Le deuxième vice-président du Sénat, Modeste Bahati Lukwebo, a affiché ce mercredi, 4 Mars une opposition frontale à toute initiative de révision constitutionnelle en République démocratique du Congo, décochant au passage des critiques appuyées contre Evariste Boshab, figure associée aux débats constitutionnels depuis l’adoption de la Loi fondamentale de 2006.

Face à la presse, Bahati Lukwebo a dénoncé ce qu’il qualifie de volte-face idéologique de certains acteurs politiques. « Il ne faut pas être hypocrite. Quand on aime son chef, on lui dit la vérité », a-t-il lancé, dans une déclaration au ton inhabituellement tranchant.

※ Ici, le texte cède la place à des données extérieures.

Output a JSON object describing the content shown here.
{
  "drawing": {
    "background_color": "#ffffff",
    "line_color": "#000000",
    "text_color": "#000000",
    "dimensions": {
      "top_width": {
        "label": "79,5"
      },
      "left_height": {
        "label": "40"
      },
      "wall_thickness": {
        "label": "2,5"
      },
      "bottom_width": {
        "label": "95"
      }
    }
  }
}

Pour l’ancien président du Sénat et actuel allié de taille de l’UDPS au sein de l’Union sacrée, le débat sur la révision de la Constitution ne repose sur aucun fondement solide. « Le pays n’a pas un problème de textes, mais d’hommes », a-t-il affirmé, estimant que les difficultés institutionnelles relèvent davantage de la gouvernance et du respect des lois existantes que d’une quelconque obsolescence du cadre constitutionnel.

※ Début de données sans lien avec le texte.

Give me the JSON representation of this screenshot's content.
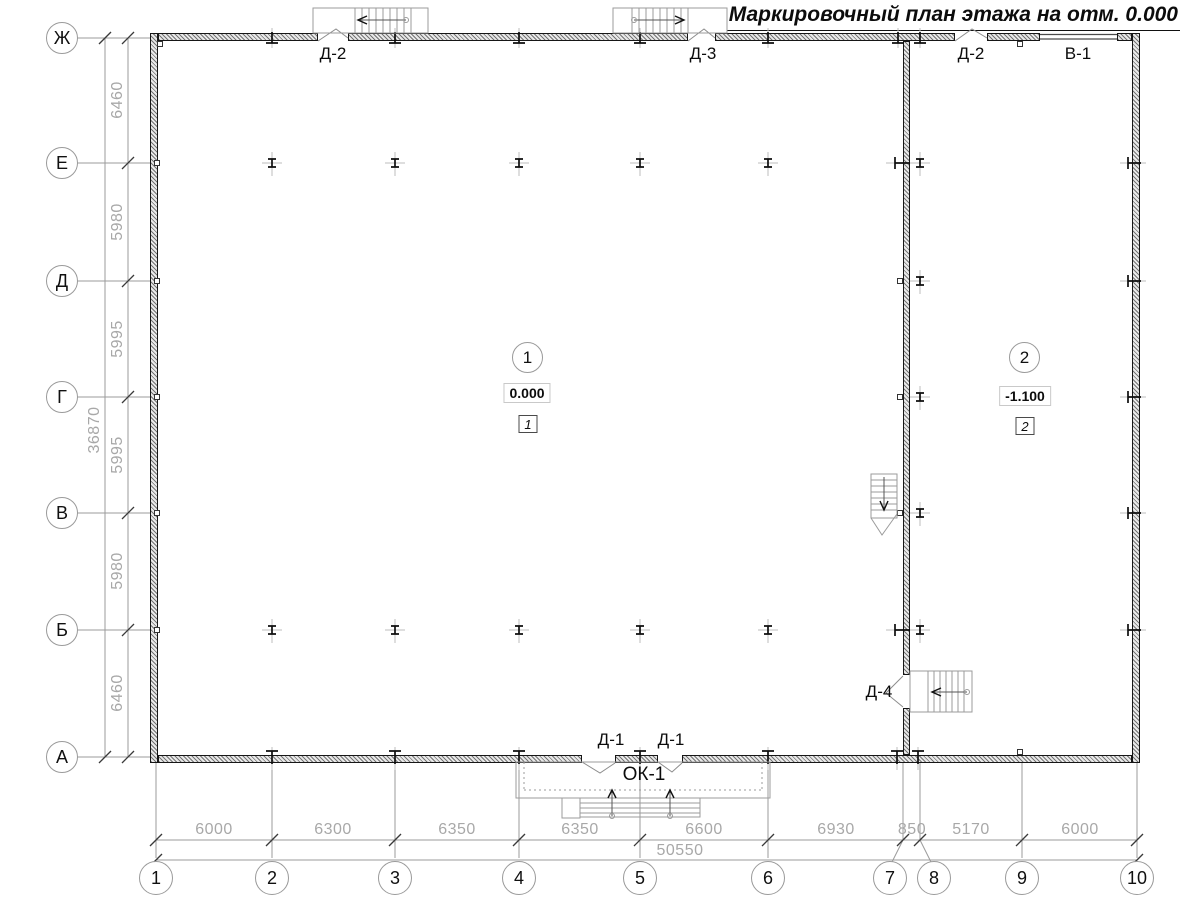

Allusion directe à ceux qui jugent la Constitution « dépassée » dix-sept ans après sa promulgation : « Il ne suffit pas de dire qu’elle est dépassée 17 ans après. C’est quelle théorie scientifique ? », a-t-il interrogé, mettant en cause la rigueur intellectuelle des partisans d’une réforme.

Sans le nommer explicitement dans ses premières déclarations, Bahati Lukwebo a néanmoins ciblé ceux qu’il présente comme les « géniteurs » du texte constitutionnel, en référence aux acteurs ayant participé à son élaboration. « Je ne comprends pas comment ceux qui se disent géniteurs, ceux qui devraient protéger cette Constitution, disent aujourd’hui le contraire », a-t-il déclaré, dans une critique à peine voilée visant Evariste Boshab, constitutionnaliste et ancien président de l’Assemblée nationale.

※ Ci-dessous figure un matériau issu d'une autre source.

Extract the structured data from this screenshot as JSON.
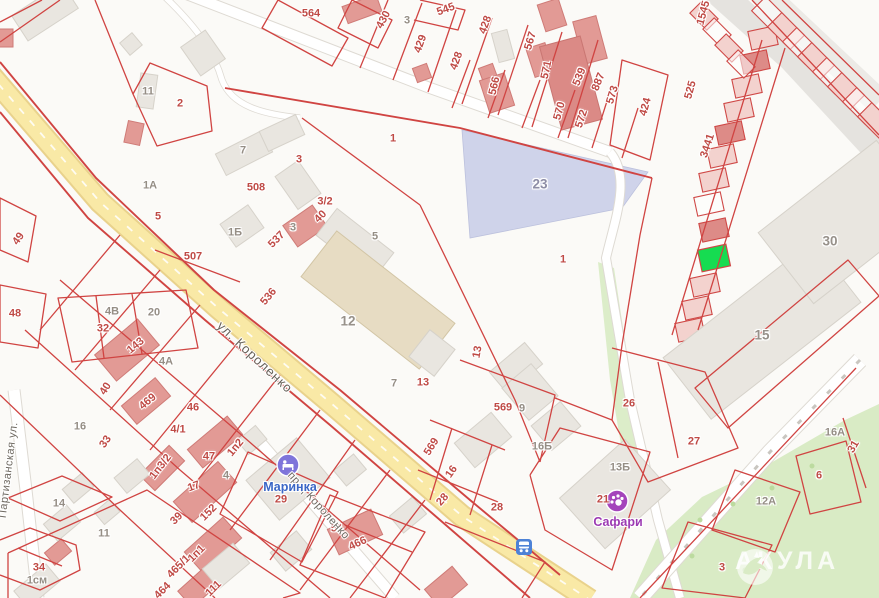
{
  "map": {
    "type": "cadastral-map",
    "accent_parcel_line_color": "#d04442",
    "highlight_parcel_color": "#16dc51",
    "main_road_color": "#f9e9a6",
    "park_color": "#d9ebc5",
    "parcel_23_fill": "#cfd3ea"
  },
  "watermark": {
    "text": "АКУЛА"
  },
  "streets": [
    {
      "name": "ул. Короленко"
    },
    {
      "name": "пр-д Короленко"
    },
    {
      "name": "Партизанская ул."
    }
  ],
  "pois": [
    {
      "name": "Маринка",
      "kind": "hotel",
      "color": "#7e74da"
    },
    {
      "name": "Сафари",
      "kind": "leisure",
      "color": "#a444bb"
    },
    {
      "name": "остановка",
      "kind": "bus-stop",
      "color": "#4d82d6"
    }
  ],
  "labels": [
    {
      "t": "564",
      "x": 311,
      "y": 14
    },
    {
      "t": "430",
      "x": 384,
      "y": 20,
      "r": -62
    },
    {
      "t": "3",
      "x": 407,
      "y": 21,
      "c": "b"
    },
    {
      "t": "545",
      "x": 446,
      "y": 10,
      "r": -20
    },
    {
      "t": "429",
      "x": 421,
      "y": 44,
      "r": -70
    },
    {
      "t": "428",
      "x": 486,
      "y": 25,
      "r": -70
    },
    {
      "t": "428",
      "x": 457,
      "y": 61,
      "r": -70
    },
    {
      "t": "566",
      "x": 495,
      "y": 86,
      "r": -77
    },
    {
      "t": "567",
      "x": 531,
      "y": 41,
      "r": -73
    },
    {
      "t": "571",
      "x": 547,
      "y": 70,
      "r": -78
    },
    {
      "t": "570",
      "x": 560,
      "y": 111,
      "r": -75
    },
    {
      "t": "539",
      "x": 580,
      "y": 77,
      "r": -68
    },
    {
      "t": "572",
      "x": 582,
      "y": 119,
      "r": -72
    },
    {
      "t": "887",
      "x": 599,
      "y": 82,
      "r": -68
    },
    {
      "t": "573",
      "x": 613,
      "y": 95,
      "r": -73
    },
    {
      "t": "424",
      "x": 646,
      "y": 107,
      "r": -75
    },
    {
      "t": "525",
      "x": 691,
      "y": 90,
      "r": -75
    },
    {
      "t": "1545",
      "x": 704,
      "y": 13,
      "r": -75
    },
    {
      "t": "3441",
      "x": 708,
      "y": 146,
      "r": -72
    },
    {
      "t": "1",
      "x": 393,
      "y": 139
    },
    {
      "t": "2",
      "x": 180,
      "y": 104
    },
    {
      "t": "11",
      "x": 148,
      "y": 92,
      "c": "b"
    },
    {
      "t": "1А",
      "x": 150,
      "y": 186,
      "c": "b"
    },
    {
      "t": "5",
      "x": 158,
      "y": 217
    },
    {
      "t": "508",
      "x": 256,
      "y": 188
    },
    {
      "t": "1Б",
      "x": 235,
      "y": 233,
      "c": "b"
    },
    {
      "t": "507",
      "x": 193,
      "y": 257
    },
    {
      "t": "537",
      "x": 277,
      "y": 240,
      "r": -45
    },
    {
      "t": "536",
      "x": 269,
      "y": 297,
      "r": -50
    },
    {
      "t": "3",
      "x": 299,
      "y": 160
    },
    {
      "t": "3/2",
      "x": 325,
      "y": 202
    },
    {
      "t": "40",
      "x": 321,
      "y": 217,
      "r": -45
    },
    {
      "t": "3",
      "x": 293,
      "y": 228,
      "c": "b"
    },
    {
      "t": "7",
      "x": 243,
      "y": 151,
      "c": "b"
    },
    {
      "t": "5",
      "x": 375,
      "y": 237,
      "c": "b"
    },
    {
      "t": "49",
      "x": 19,
      "y": 239,
      "r": -55
    },
    {
      "t": "48",
      "x": 15,
      "y": 314
    },
    {
      "t": "4В",
      "x": 112,
      "y": 312,
      "c": "b"
    },
    {
      "t": "20",
      "x": 154,
      "y": 313,
      "c": "b"
    },
    {
      "t": "32",
      "x": 103,
      "y": 329
    },
    {
      "t": "143",
      "x": 136,
      "y": 346,
      "r": -40
    },
    {
      "t": "4А",
      "x": 166,
      "y": 362,
      "c": "b"
    },
    {
      "t": "40",
      "x": 106,
      "y": 389,
      "r": -58
    },
    {
      "t": "469",
      "x": 148,
      "y": 402,
      "r": -40
    },
    {
      "t": "46",
      "x": 193,
      "y": 408
    },
    {
      "t": "16",
      "x": 80,
      "y": 427,
      "c": "b"
    },
    {
      "t": "33",
      "x": 106,
      "y": 442,
      "r": -55
    },
    {
      "t": "4/1",
      "x": 178,
      "y": 430
    },
    {
      "t": "1п3/2",
      "x": 161,
      "y": 467,
      "r": -52
    },
    {
      "t": "47",
      "x": 209,
      "y": 457
    },
    {
      "t": "1п2",
      "x": 236,
      "y": 448,
      "r": -50
    },
    {
      "t": "4",
      "x": 226,
      "y": 476,
      "c": "b"
    },
    {
      "t": "17",
      "x": 194,
      "y": 487,
      "r": -20
    },
    {
      "t": "152",
      "x": 209,
      "y": 513,
      "r": -45
    },
    {
      "t": "39",
      "x": 177,
      "y": 519,
      "r": -45
    },
    {
      "t": "11",
      "x": 104,
      "y": 534,
      "c": "b"
    },
    {
      "t": "14",
      "x": 59,
      "y": 504,
      "c": "b"
    },
    {
      "t": "34",
      "x": 39,
      "y": 568
    },
    {
      "t": "1см",
      "x": 37,
      "y": 581,
      "c": "b"
    },
    {
      "t": "465/1",
      "x": 179,
      "y": 567,
      "r": -45
    },
    {
      "t": "464",
      "x": 163,
      "y": 591,
      "r": -45
    },
    {
      "t": "1п1",
      "x": 197,
      "y": 554,
      "r": -45
    },
    {
      "t": "111",
      "x": 214,
      "y": 589,
      "r": -45
    },
    {
      "t": "51",
      "x": 337,
      "y": 529
    },
    {
      "t": "466",
      "x": 358,
      "y": 544,
      "r": -25
    },
    {
      "t": "12",
      "x": 348,
      "y": 321,
      "c": "bb"
    },
    {
      "t": "13",
      "x": 478,
      "y": 352,
      "r": -80
    },
    {
      "t": "7",
      "x": 394,
      "y": 384,
      "c": "b"
    },
    {
      "t": "13",
      "x": 423,
      "y": 383
    },
    {
      "t": "569",
      "x": 503,
      "y": 408
    },
    {
      "t": "9",
      "x": 522,
      "y": 409,
      "c": "b"
    },
    {
      "t": "569",
      "x": 432,
      "y": 447,
      "r": -58
    },
    {
      "t": "16",
      "x": 452,
      "y": 472,
      "r": -55
    },
    {
      "t": "28",
      "x": 443,
      "y": 500,
      "r": -48
    },
    {
      "t": "28",
      "x": 497,
      "y": 508
    },
    {
      "t": "16Б",
      "x": 542,
      "y": 447,
      "c": "b"
    },
    {
      "t": "23",
      "x": 540,
      "y": 184,
      "c": "bl"
    },
    {
      "t": "1",
      "x": 563,
      "y": 260
    },
    {
      "t": "26",
      "x": 629,
      "y": 404
    },
    {
      "t": "27",
      "x": 694,
      "y": 442
    },
    {
      "t": "13Б",
      "x": 620,
      "y": 468,
      "c": "b"
    },
    {
      "t": "21",
      "x": 603,
      "y": 500
    },
    {
      "t": "30",
      "x": 830,
      "y": 241,
      "c": "bb"
    },
    {
      "t": "15",
      "x": 762,
      "y": 335,
      "c": "bb"
    },
    {
      "t": "16А",
      "x": 835,
      "y": 433,
      "c": "b"
    },
    {
      "t": "6",
      "x": 819,
      "y": 476
    },
    {
      "t": "31",
      "x": 854,
      "y": 447,
      "r": -60
    },
    {
      "t": "3",
      "x": 722,
      "y": 568
    },
    {
      "t": "12А",
      "x": 766,
      "y": 502,
      "c": "b"
    },
    {
      "t": "ул. Короленко",
      "x": 255,
      "y": 357,
      "r": 43,
      "c": "s"
    },
    {
      "t": "пр-д Короленко",
      "x": 318,
      "y": 506,
      "r": 48,
      "c": "s2"
    },
    {
      "t": "Партизанская ул.",
      "x": 9,
      "y": 470,
      "r": -83,
      "c": "s2"
    },
    {
      "t": "Маринка",
      "x": 290,
      "y": 487,
      "c": "blue"
    },
    {
      "t": "29",
      "x": 281,
      "y": 500
    },
    {
      "t": "Сафари",
      "x": 618,
      "y": 522,
      "c": "purple"
    }
  ]
}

Il convient de rappeler que ces propos sont tenus dans un contexte politique marqué par des spéculations récurrentes autour d’une éventuelle révision constitutionnelle, un sujet sensible dans un pays où la question des mandats présidentiels a déjà provoqué de vives tensions par le passé.

En s’opposant publiquement à toute modification de la Loi fondamentale, Bahati Lukwebo s’inscrit dans une ligne de fermeté institutionnelle, tout en accentuant les fractures au sein de la classe politique congolaise sur l’avenir du cadre constitutionnel. Ce qui frise des divergences au sein de l’Union sacrée plateforme majoritaire du pouvoir actuel.